Place vases of fading blooms back outside for pollinators to make the most of the pollen and any traces of nectar and replace with fresh blooms indoors. By regularly picking the flowers and most importantly by deadheading your plants you enhance and accelerate flower production to keep your plants blooming.

Choosing cosmos

A handful of cosmos plants in your garden will provide an endless supply of attractive, delicate and pretty flowers, most commonly in shades of pinks and white, though there are yellow, orange and red varieties too. There are three main types of cosmos. The most common are the annuals that grow from seed. If you are new to gardening look out for mail order plug plant offers. You can pot them up into individual pots of good multi-purpose compost and plant them outside in pots containers, beds and borders from around June when the last risk of frost has passed.
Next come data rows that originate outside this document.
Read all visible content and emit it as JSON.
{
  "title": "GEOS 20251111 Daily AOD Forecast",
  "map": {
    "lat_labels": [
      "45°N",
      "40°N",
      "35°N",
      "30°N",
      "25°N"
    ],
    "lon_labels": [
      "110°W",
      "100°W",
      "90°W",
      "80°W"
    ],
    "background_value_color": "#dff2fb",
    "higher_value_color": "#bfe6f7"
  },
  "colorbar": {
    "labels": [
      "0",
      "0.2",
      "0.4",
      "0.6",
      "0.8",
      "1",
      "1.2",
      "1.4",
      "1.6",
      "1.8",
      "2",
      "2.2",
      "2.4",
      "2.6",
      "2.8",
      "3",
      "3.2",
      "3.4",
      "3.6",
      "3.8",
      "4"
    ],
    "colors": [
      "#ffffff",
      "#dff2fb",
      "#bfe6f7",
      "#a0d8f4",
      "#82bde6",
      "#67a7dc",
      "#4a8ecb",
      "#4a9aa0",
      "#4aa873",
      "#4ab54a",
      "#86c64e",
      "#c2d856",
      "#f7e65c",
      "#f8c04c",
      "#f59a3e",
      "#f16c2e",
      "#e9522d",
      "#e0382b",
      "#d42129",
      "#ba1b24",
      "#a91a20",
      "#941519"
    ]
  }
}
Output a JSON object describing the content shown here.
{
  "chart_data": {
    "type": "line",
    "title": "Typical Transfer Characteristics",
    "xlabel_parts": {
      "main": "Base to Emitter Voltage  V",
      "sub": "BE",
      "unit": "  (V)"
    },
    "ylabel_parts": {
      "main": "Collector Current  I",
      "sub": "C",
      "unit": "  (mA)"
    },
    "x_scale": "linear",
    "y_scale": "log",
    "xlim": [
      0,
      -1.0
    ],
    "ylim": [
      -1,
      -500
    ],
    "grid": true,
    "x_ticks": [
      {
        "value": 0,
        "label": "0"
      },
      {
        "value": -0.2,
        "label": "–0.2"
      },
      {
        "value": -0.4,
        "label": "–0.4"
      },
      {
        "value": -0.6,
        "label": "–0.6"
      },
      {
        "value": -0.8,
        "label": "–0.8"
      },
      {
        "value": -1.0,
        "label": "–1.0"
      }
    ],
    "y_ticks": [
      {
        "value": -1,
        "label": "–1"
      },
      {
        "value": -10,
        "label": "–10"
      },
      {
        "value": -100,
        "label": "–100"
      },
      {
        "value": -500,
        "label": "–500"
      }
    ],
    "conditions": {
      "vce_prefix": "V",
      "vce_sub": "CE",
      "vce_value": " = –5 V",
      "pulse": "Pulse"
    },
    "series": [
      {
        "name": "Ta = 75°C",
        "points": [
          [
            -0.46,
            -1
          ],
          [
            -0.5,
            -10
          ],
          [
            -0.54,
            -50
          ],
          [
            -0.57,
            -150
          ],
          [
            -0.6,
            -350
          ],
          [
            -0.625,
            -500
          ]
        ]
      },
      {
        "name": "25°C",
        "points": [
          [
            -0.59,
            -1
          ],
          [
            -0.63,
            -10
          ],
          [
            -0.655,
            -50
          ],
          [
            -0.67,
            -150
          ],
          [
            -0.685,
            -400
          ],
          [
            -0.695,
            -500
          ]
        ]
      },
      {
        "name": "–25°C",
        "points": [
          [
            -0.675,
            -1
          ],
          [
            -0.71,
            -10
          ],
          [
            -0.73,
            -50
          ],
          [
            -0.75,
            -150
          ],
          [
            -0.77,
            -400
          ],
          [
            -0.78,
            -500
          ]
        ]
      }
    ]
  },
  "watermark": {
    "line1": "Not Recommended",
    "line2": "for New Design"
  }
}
  • Cosmos bipinnatus are the tall cottage garden favourites, available in shades of pink and white, usually with single daisy-like flowers and delicate ferny foliage.
  • For the minimalist look, grow pure, single colours such as the fabulous, white flowered ‘Purity’.
  • If you need some height then opt for the tall and pretty Cosmos ‘Sensation Mixed’ that grow to about 1.2m.
  • Most cosmos flowers are single and perfect for pollinators, but look out for the fluted petalled varieties such as ‘Cup Cakes’ and ‘Sea Shells’ and the frilly doubles to provide a bit of variety, especially for cut flowers.
  • For compact plants that are ideal for containers, look out for plants in the ‘Sonata’ group which grow to about 60cm.
  • Cosmos with red, tangerine and yellow flowers belong to the Cosmos sulphureus group and there are several varieties with single and semi double flowers. ‘Ladybird Lemon’ is a dwarf yellow cosmos with masses of small, vibrant yellow flowers all summer until the first frosts.
  • Look out for the recently introduced soft yellow flowered ‘Xanthos’ variety that grows to 60cm, ideal for borders, pots and containers.
  • The perennial cosmos is commonly called Chocolate Cosmos, as it smells very chocolaty. This is Cosmos atrosanguineus, a tuberous perennial that dies back in the winter and grows back in spring. It’s a hardy perennial, but it likes a sunny, open site.